The map $\Psi\ \colon Z(A) \to \mathrm{End}(1_{Mod\ A})$ sends $a \in Z(A)$ to multiplication by $a$ (let's write $\Psi(a) = \theta^{a}$). This poses no trouble.
It seems reasonable to define the inverse map $\Xi\ \colon \mathrm{End}(1_{Mod\ A}) \to Z(A)$ as sending $ \eta \in \mathrm{End}(1_{Mod\ A})$ to $\eta_A(1)$, since from this we readily get $\Xi \circ \Psi (a) = \Xi(\theta^a)=\theta^{a}_{A}(1)=1a=a$.

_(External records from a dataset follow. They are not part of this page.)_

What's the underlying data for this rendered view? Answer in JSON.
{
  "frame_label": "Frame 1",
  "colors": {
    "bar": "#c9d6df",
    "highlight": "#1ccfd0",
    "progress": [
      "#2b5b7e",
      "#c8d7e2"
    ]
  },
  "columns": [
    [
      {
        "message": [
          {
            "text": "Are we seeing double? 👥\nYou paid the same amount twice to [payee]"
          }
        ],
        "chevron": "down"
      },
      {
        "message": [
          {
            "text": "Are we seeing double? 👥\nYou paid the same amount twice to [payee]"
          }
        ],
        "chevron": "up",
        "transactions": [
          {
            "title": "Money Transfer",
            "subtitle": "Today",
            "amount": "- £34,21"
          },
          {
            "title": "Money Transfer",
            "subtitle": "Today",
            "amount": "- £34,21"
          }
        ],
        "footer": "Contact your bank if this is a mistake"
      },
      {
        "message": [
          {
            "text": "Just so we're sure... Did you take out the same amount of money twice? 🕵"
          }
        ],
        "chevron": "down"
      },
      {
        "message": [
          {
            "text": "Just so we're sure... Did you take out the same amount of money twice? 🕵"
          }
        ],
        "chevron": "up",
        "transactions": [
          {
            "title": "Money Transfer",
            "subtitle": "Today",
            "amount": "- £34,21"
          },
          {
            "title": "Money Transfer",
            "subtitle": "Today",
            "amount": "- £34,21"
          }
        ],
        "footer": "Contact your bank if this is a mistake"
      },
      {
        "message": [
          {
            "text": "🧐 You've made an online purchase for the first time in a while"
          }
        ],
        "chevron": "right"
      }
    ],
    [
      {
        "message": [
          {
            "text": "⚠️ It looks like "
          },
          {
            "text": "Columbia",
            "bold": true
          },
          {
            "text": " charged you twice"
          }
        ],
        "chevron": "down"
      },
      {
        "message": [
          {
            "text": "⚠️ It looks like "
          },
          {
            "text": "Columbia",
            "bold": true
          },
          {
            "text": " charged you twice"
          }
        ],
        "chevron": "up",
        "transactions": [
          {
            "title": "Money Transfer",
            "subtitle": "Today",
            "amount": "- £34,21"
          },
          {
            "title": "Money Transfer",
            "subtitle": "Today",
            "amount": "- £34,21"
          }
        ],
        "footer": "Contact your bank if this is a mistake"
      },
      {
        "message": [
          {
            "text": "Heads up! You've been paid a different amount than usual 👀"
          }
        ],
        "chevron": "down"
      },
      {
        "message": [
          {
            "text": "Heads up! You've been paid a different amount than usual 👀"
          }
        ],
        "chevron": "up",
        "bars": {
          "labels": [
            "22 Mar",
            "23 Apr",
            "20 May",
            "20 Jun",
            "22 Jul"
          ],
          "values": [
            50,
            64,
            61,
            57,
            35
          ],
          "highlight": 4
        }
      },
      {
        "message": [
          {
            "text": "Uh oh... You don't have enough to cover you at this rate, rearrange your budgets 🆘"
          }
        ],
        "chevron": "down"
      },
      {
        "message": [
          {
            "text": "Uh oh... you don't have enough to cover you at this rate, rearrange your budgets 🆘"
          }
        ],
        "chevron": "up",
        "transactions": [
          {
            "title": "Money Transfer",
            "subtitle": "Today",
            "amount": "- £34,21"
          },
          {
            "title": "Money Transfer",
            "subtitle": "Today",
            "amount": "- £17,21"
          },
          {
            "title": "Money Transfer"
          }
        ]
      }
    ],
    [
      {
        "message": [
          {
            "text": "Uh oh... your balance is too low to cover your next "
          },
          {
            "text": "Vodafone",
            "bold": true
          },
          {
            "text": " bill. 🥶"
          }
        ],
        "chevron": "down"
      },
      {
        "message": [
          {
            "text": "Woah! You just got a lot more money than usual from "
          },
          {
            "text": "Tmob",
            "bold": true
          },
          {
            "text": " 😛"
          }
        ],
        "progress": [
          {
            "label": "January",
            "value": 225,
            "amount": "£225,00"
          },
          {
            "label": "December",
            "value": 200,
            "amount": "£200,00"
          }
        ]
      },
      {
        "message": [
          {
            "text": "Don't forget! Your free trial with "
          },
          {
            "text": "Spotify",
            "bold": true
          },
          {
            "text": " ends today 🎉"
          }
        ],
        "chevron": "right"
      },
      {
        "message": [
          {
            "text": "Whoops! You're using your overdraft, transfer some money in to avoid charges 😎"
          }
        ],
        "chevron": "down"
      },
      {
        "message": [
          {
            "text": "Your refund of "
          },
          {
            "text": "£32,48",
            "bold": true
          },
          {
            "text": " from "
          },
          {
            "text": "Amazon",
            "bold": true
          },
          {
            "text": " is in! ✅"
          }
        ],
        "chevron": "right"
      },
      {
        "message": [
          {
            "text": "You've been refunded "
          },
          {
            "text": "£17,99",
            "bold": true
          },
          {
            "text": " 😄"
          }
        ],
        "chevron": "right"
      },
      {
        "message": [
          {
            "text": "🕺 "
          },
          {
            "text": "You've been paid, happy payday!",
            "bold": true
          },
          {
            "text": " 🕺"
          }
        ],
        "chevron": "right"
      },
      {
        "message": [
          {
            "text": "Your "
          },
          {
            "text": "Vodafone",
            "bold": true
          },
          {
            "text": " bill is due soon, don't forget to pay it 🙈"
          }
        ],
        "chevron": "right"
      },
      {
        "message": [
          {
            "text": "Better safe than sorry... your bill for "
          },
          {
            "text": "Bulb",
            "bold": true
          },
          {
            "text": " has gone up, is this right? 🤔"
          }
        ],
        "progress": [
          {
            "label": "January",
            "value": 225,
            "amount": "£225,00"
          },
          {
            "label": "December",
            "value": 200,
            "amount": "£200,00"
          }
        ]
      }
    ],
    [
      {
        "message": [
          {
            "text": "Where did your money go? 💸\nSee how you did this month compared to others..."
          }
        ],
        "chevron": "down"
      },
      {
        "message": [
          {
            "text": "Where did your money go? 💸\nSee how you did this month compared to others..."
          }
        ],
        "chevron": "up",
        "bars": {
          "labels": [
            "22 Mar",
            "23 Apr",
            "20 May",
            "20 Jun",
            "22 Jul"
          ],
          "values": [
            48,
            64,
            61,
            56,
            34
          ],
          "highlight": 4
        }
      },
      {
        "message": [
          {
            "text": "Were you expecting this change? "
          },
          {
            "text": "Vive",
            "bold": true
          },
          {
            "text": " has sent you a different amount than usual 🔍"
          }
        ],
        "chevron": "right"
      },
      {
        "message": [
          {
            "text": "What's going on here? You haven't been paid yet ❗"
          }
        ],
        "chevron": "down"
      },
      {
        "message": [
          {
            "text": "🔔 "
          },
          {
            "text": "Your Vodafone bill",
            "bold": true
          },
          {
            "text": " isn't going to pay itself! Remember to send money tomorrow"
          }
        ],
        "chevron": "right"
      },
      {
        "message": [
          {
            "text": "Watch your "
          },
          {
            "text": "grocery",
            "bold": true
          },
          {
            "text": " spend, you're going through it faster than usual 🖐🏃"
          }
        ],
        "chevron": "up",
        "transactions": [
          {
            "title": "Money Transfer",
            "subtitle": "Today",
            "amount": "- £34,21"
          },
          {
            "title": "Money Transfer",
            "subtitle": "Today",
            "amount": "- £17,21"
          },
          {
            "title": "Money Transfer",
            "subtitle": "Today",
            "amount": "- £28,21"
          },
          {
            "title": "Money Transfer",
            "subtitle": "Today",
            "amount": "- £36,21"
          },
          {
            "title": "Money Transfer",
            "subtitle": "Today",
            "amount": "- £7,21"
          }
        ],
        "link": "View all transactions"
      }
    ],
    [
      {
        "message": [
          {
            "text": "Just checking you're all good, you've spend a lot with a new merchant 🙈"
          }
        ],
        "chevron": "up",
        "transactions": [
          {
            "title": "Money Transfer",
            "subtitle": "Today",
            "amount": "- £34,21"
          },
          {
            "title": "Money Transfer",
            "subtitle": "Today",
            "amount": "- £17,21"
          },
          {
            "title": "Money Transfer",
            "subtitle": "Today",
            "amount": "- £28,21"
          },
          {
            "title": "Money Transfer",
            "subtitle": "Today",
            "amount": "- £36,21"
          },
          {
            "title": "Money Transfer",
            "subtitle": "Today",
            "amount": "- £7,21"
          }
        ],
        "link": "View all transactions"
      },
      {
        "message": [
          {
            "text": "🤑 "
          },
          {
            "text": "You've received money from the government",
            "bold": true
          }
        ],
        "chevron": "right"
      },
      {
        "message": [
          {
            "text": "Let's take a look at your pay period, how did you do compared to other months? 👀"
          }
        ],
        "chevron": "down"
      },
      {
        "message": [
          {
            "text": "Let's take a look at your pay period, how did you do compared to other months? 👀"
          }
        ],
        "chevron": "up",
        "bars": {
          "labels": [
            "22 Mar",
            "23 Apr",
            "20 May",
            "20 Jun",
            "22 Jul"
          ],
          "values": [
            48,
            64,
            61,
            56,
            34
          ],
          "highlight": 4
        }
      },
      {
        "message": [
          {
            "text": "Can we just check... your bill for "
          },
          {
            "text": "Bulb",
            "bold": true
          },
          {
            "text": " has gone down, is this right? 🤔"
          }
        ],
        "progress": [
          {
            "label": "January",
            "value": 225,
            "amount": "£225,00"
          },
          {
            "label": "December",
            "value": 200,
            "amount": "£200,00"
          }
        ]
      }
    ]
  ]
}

However I can't see why $\Psi \circ \Xi = 1_{\mathrm{End}(1_{Mod\ A})}$. Unfolding, we have to prove that $\Psi \circ \Xi (\eta) = \theta^{\eta_A(1)} = \eta$, that is, for any right $A$-module $L$, we need to have $\theta^{\eta_A(1)}_L = \eta_L$. I'm at a loss on this. I tried to find the right components on which to use naturality (that's how I succeeded to prove that $\eta_A(1)$ does lie in $Z(A)$, which wasn't obvious to me from the outset), but to no avail.
Some googling led me to this blog post by Q. Yuan (see the "sub-example") where the direction of the map $\Xi$ is deduced from the fact that $A$ is a generator of $\mathrm{Mod}\ A$. However I can't quite see explicitly why (in the perspective adopted there, I believe this is just rephrasing the issue I'm having) the lifting of a central element to an endomorphism of $1_{\mathrm{Mod}\ A}$ is inverse to the composition of the two isomorphisms with the natural injection $\mathrm{End}(1_{\mathrm{Mod}\ A}) \to Z(\mathrm{End}_A(A))$.